Patel Sumit S, Shan Hui Yi
Division of Nephrology and Hypertension, Department of Medicine, Keck School of Medicine, University of Southern California, Los Angeles, USA.
Cureus. 2024 Feb 5;16(2):e53669. doi: 10.7759/cureus.53669. eCollection 2024 Feb.
Cancer drug-induced thrombotic microangiopathy (DITMA) is an important and serious cause of kidney disease in cancer patients. In addition to classical chemotherapy, the increasing use of targeted therapy and immunotherapy has led to more oncotherapy-associated thrombotic microangiopathy (TMA). It is important for clinicians to recognize this potentially life-threatening adverse effect and gain knowledge of the patient's clinical course and treatment response. In this paper, we report a patient with lung cancer, who was treated with three different classes of anti-neoplastic agents, gemcitabine, ramucirumab, and pembrolizumab. This patient subsequently developed renal-limited thrombotic microangiopathy(rTMA) requiring hemodialysis. The varying features of TMA caused by these therapies were discussed. We also described the clinical course, diagnostic challenges, and management of this patient.

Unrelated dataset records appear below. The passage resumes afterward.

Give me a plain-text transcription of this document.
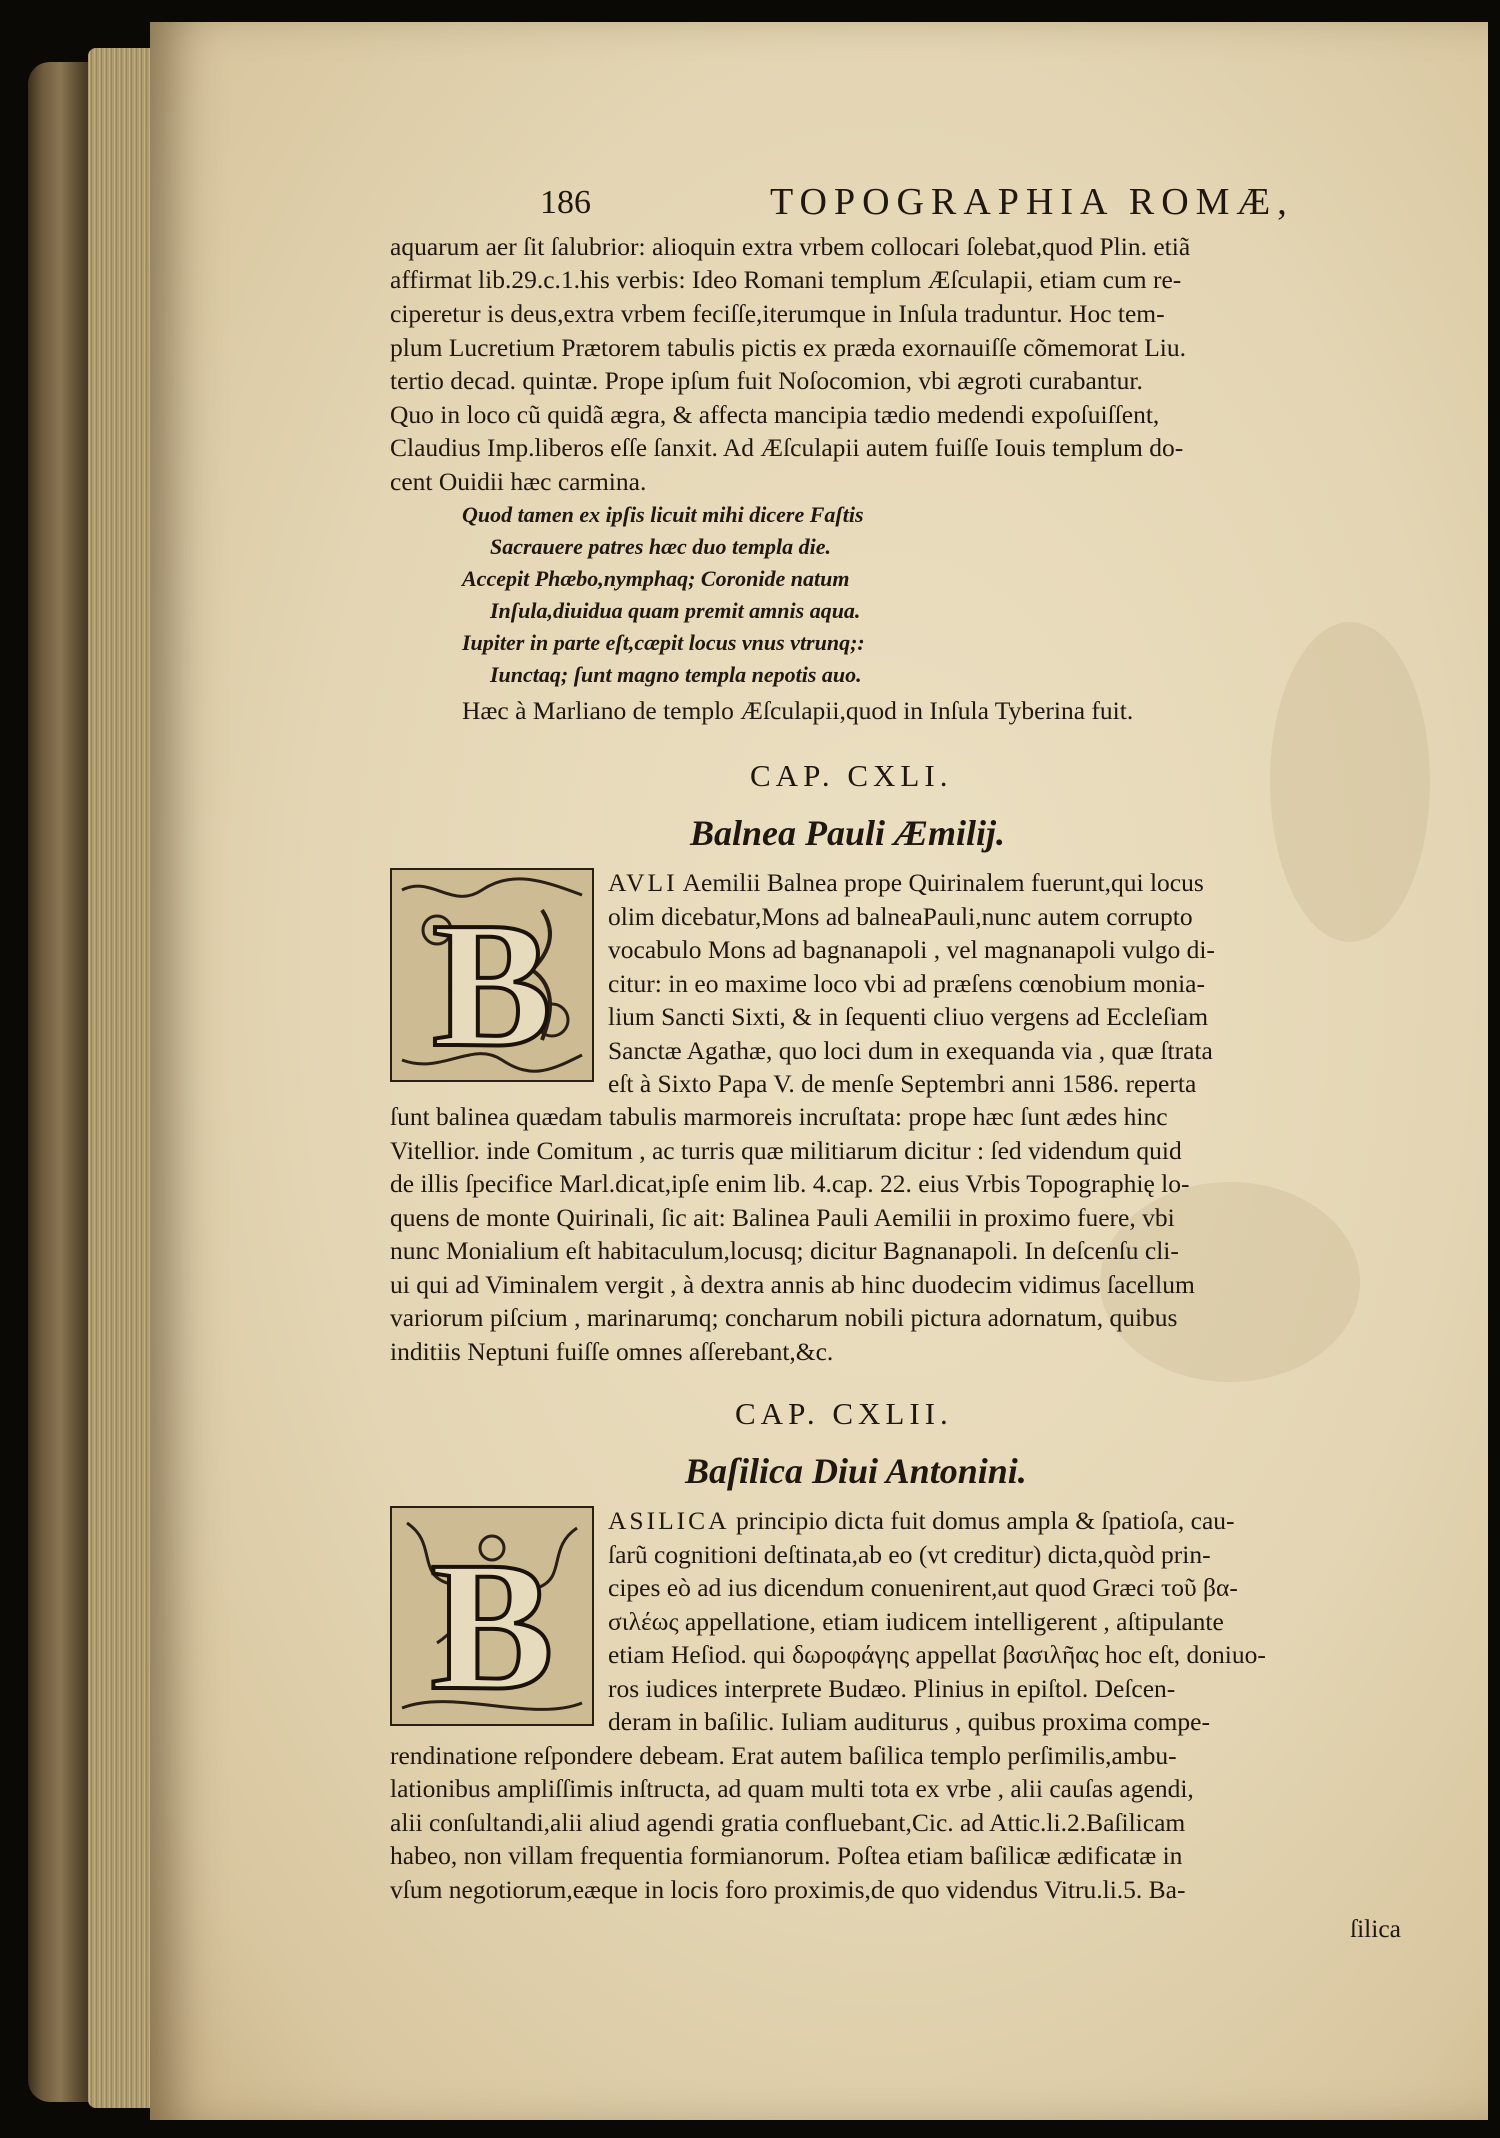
186	TOPOGRAPHIA ROMÆ,
aquarum aer ſit ſalubrior: alioquin extra vrbem collocari ſolebat,quod Plin. etiã
affirmat lib.29.c.1.his verbis: Ideo Romani templum Æſculapii, etiam cum re-
ciperetur is deus,extra vrbem feciſſe,iterumque in Inſula traduntur. Hoc tem-
plum Lucretium Prætorem tabulis pictis ex præda exornauiſſe cõmemorat Liu.
tertio decad. quintæ. Prope ipſum fuit Noſocomion, vbi ægroti curabantur.
Quo in loco cũ quidã ægra, & affecta mancipia tædio medendi expoſuiſſent,
Claudius Imp.liberos eſſe ſanxit. Ad Æſculapii autem fuiſſe Iouis templum do-
cent Ouidii hæc carmina.
Quod tamen ex ipſis licuit mihi dicere Faſtis
Sacrauere patres hæc duo templa die.
Accepit Phæbo,nymphaq; Coronide natum
Inſula,diuidua quam premit amnis aqua.
Iupiter in parte eſt,cæpit locus vnus vtrunq;:
Iunctaq; ſunt magno templa nepotis auo.
Hæc à Marliano de templo Æſculapii,quod in Inſula Tyberina fuit.
CAP. CXLI.
Balnea Pauli Æmilij.
B
AVLI Aemilii Balnea prope Quirinalem fuerunt,qui locus
olim dicebatur,Mons ad balneaPauli,nunc autem corrupto
vocabulo Mons ad bagnanapoli , vel magnanapoli vulgo di-
citur: in eo maxime loco vbi ad præſens cœnobium monia-
lium Sancti Sixti, & in ſequenti cliuo vergens ad Eccleſiam
Sanctæ Agathæ, quo loci dum in exequanda via , quæ ſtrata
eſt à Sixto Papa V. de menſe Septembri anni 1586. reperta
ſunt balinea quædam tabulis marmoreis incruſtata: prope hæc ſunt ædes hinc
Vitellior. inde Comitum , ac turris quæ militiarum dicitur : ſed videndum quid
de illis ſpecifice Marl.dicat,ipſe enim lib. 4.cap. 22. eius Vrbis Topographię lo-
quens de monte Quirinali, ſic ait: Balinea Pauli Aemilii in proximo fuere, vbi
nunc Monialium eſt habitaculum,locusq; dicitur Bagnanapoli. In deſcenſu cli-
ui qui ad Viminalem vergit , à dextra annis ab hinc duodecim vidimus ſacellum
variorum piſcium , marinarumq; concharum nobili pictura adornatum, quibus
inditiis Neptuni fuiſſe omnes aſſerebant,&c.
CAP. CXLII.
Baſilica Diui Antonini.
B
ASILICA principio dicta fuit domus ampla & ſpatioſa, cau-
ſarũ cognitioni deſtinata,ab eo (vt creditur) dicta,quòd prin-
cipes eò ad ius dicendum conuenirent,aut quod Græci τοῦ βα-
σιλέως appellatione, etiam iudicem intelligerent , aſtipulante
etiam Heſiod. qui δωροφάγης appellat βασιλῆας hoc eſt, doniuo-
ros iudices interprete Budæo. Plinius in epiſtol. Deſcen-
deram in baſilic. Iuliam auditurus , quibus proxima compe-
rendinatione reſpondere debeam. Erat autem baſilica templo perſimilis,ambu-
lationibus ampliſſimis inſtructa, ad quam multi tota ex vrbe , alii cauſas agendi,
alii conſultandi,alii aliud agendi gratia confluebant,Cic. ad Attic.li.2.Baſilicam
habeo, non villam frequentia formianorum. Poſtea etiam baſilicæ ædificatæ in
vſum negotiorum,eæque in locis foro proximis,de quo videndus Vitru.li.5. Ba-
ſilica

癌症药物诱导的血栓性微血管病(DITMA)是癌症患者肾病的一个重要且严重的病因。除了传统化疗外,靶向治疗和免疫治疗的使用日益增加,导致更多与肿瘤治疗相关的血栓性微血管病(TMA)。临床医生认识到这种潜在的危及生命的不良反应并了解患者的临床病程和治疗反应非常重要。在本文中,我们报告了一名肺癌患者,该患者接受了三种不同类型的抗肿瘤药物吉西他滨、雷莫西尤单抗和帕博利珠单抗治疗。该患者随后发展为需要血液透析的肾脏局限性血栓性微血管病(rTMA)。讨论了这些治疗引起的TMA的不同特征。我们还描述了该患者的临床病程、诊断挑战和管理情况。